No entanto, a atividade de justificação diz respeito a justificar ou validar uma teoria, confrontando-a com fatos a fim de mostrar a sua validade; essa tarefa exige uma análise do tipo lógico, que se rege pelas regras do modo cientifico. A justificação diz respeito às razões justificadoras para que o enunciado seja aceito como verdadeiro, o problema da justificação somente pode ser resolvido mediante observações, experiências e argumentos – depende das provas capazes de corroborar o afirmado, portanto, trata-se de uma questão de aceitabilidade dos enunciados.

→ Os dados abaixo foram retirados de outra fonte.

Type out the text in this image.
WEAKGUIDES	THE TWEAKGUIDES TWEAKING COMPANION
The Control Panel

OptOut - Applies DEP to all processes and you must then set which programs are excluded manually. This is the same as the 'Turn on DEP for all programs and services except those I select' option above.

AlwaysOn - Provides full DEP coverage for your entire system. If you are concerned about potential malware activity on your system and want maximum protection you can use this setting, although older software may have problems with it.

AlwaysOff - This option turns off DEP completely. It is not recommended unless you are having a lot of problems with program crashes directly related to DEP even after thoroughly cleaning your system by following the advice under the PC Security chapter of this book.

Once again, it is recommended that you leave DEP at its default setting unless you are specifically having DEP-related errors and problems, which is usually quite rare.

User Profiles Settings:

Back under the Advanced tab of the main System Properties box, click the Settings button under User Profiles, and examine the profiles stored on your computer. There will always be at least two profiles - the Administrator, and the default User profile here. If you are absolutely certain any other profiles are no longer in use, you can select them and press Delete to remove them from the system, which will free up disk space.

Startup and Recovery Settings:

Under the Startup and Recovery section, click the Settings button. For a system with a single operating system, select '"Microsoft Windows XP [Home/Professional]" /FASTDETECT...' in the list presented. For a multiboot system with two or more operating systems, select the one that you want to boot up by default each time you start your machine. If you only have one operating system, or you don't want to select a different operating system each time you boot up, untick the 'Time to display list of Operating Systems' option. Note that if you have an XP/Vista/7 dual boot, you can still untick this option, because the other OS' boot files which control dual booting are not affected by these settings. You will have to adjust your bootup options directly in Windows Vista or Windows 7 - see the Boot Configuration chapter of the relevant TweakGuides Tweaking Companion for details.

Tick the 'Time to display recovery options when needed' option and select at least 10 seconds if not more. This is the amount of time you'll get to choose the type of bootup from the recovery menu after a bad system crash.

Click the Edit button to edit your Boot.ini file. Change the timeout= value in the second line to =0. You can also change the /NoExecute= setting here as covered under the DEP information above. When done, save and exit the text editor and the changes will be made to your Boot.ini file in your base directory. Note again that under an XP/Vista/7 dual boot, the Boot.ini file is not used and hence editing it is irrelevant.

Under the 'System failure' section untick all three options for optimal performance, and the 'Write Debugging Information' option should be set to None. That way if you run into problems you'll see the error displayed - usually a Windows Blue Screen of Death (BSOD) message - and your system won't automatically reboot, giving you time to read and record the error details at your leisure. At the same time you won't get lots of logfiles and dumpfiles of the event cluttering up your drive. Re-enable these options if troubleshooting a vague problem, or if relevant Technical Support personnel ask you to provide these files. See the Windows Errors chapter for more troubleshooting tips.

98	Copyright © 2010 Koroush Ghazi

Assim, deve-se distinguir entre o procedimento mediante o qual se estabelece uma premissa ou uma conclusão e o procedimento por meio do qual se justifica essa premissa e essa conclusão. No campo do Direito, um desses modelos é o da informação integrada. Segundo Martins Kaplan1, o processo de tomada de decisão de um juiz ou de um jurado é resultado da combinação de valores da informação com os valores da impressão inicial; o processo começa com a acumulação das unidades de provas ou de informação, depois, segue com a avaliação dessas unidades de provas ou de informação, a cada prova ou item informativo se atribui um peso numa escala específica, depois, finalmente, entra a impressão inicial - preconceitos do juiz ou do jurídico.
No âmbito atual das discussões da metodologia contemporânea jurídica, ninguém mais afirma seriamente que a aplicação das normas jurídicas é uma subsunção lógica das premissas maiores abstratamente previstas, eis que em muitos casos, a decisão jurídica não segue logicamente das formulações das lógicas jurídicas.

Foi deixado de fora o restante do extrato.